Migration Law: Given that extreme poverty and global inequality in living conditions are major reasons for global migration, does migration law adequately take account of these causes? Current government policies of exclusion and deterrence not only raise questions as to their conformity with international law, but call into doubt foundational normative justifications of global and national political order. Are instruments such as the Global Compact on Migration and the New York Declaration sufficient to eventually harden into multilateral or regional treaties recognizing shared norms in addressing both protections for migrants as well as the pressures on and opportunities open for receiving populations?
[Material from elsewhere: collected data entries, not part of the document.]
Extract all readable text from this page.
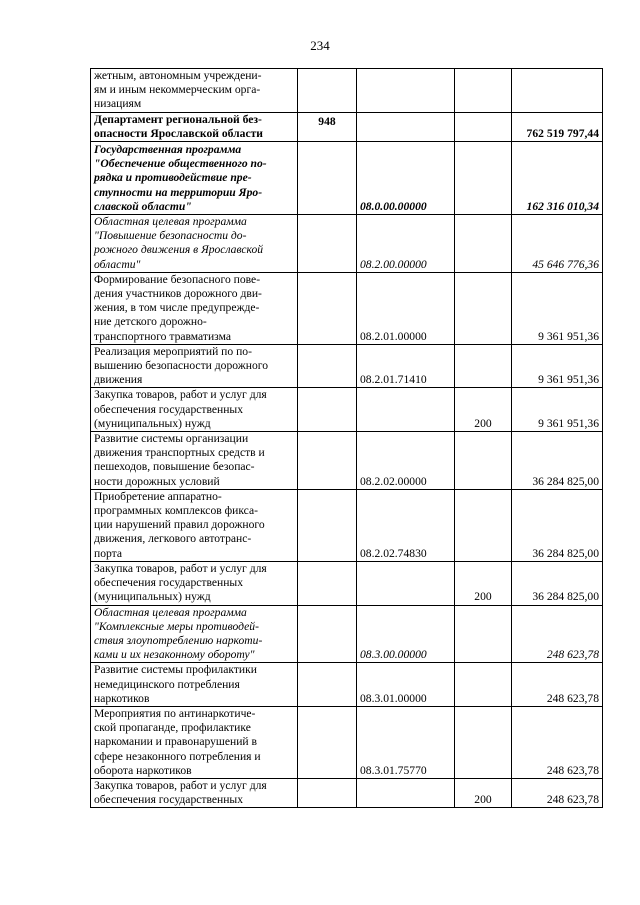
234
жетным, автономным учреждени-
ям и иным некоммерческим орга-
низациям				
Департамент региональной без-
опасности Ярославской области	948			762 519 797,44
Государственная программа
"Обеспечение общественного по-
рядка и противодействие пре-
ступности на территории Яро-
славской области"		08.0.00.00000		162 316 010,34
Областная целевая программа
"Повышение безопасности до-
рожного движения в Ярославской
области"		08.2.00.00000		45 646 776,36
Формирование безопасного пове-
дения участников дорожного дви-
жения, в том числе предупрежде-
ние детского дорожно-
транспортного травматизма		08.2.01.00000		9 361 951,36
Реализация мероприятий по по-
вышению безопасности дорожного
движения		08.2.01.71410		9 361 951,36
Закупка товаров, работ и услуг для
обеспечения государственных
(муниципальных) нужд			200	9 361 951,36
Развитие системы организации
движения транспортных средств и
пешеходов, повышение безопас-
ности дорожных условий		08.2.02.00000		36 284 825,00
Приобретение аппаратно-
программных комплексов фикса-
ции нарушений правил дорожного
движения, легкового автотранс-
порта		08.2.02.74830		36 284 825,00
Закупка товаров, работ и услуг для
обеспечения государственных
(муниципальных) нужд			200	36 284 825,00
Областная целевая программа
"Комплексные меры противодей-
ствия злоупотреблению наркоти-
ками и их незаконному обороту"		08.3.00.00000		248 623,78
Развитие системы профилактики
немедицинского потребления
наркотиков		08.3.01.00000		248 623,78
Мероприятия по антинаркотиче-
ской пропаганде, профилактике
наркомании и правонарушений в
сфере незаконного потребления и
оборота наркотиков		08.3.01.75770		248 623,78
Закупка товаров, работ и услуг для
обеспечения государственных			200	248 623,78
Climate Law: From its inception climate change law has had and still has to come to terms with various inequalities – including inequalities as concerns individual states’ contributions to climate change as well as inequalities as to how communities will be affected by climate change. How does climate law address these inequalities; how should it address them in order not only to effectively contain climate change, but to do so in an equitable manner?
After ‘After Hegemony’: The emergence of Brazil, Russia, India, China, and South Africa (the BRICS) as a new hub of power in international relations, destabilizing processes in Europe, most evident in Brexit, and the decline of the US as the world's hegemonic power have triggered new approaches to international law making in recent years. These new approaches include a shift away from multilateralism toward bilateralism, regionalism and other forms of global governance. These processes are related to inequality in their cause and effects: Can we tie the growing unrest over inequality among different political groups worldwide to the turn away from existing international legal institutions? How are these ideological sensibilities and new forms of mobilization related to new modalities of international regulation? How will these new modalities influence global inequality in the future?
We are issuing here a Call for Papers. International lawyers from practice and academia as well as scholars from related disciplines are invited to send an abstract of 500 words. Abstracts should not only set out the prospective papers for inclusion in the symposium; they should also concisely formulate the questions addressed as well as the method and materials employed in the proposed research. We will accept proposals for research papers of 10-12K words as well as shorter Think Pieces of 5-7K words.
The deadline for the abstracts is 1 November 2019. Draft papers of those abstracts selected by a committee composed of members of the Editorial Boards of EJIL will be expected by 29 May 2020. We are considering a workshop in June 2020, at a location to be determined, to discuss the drafts. Funding towards the travel expenses of some participants may be available. Final drafts will be expected by 2 November 2020.
Abstracts, accompanied by a recent CV in pdf format, are to be sent to EJIL’s Managing Editor at anny.bremner {at} eui(.)eu by 1 November 2019.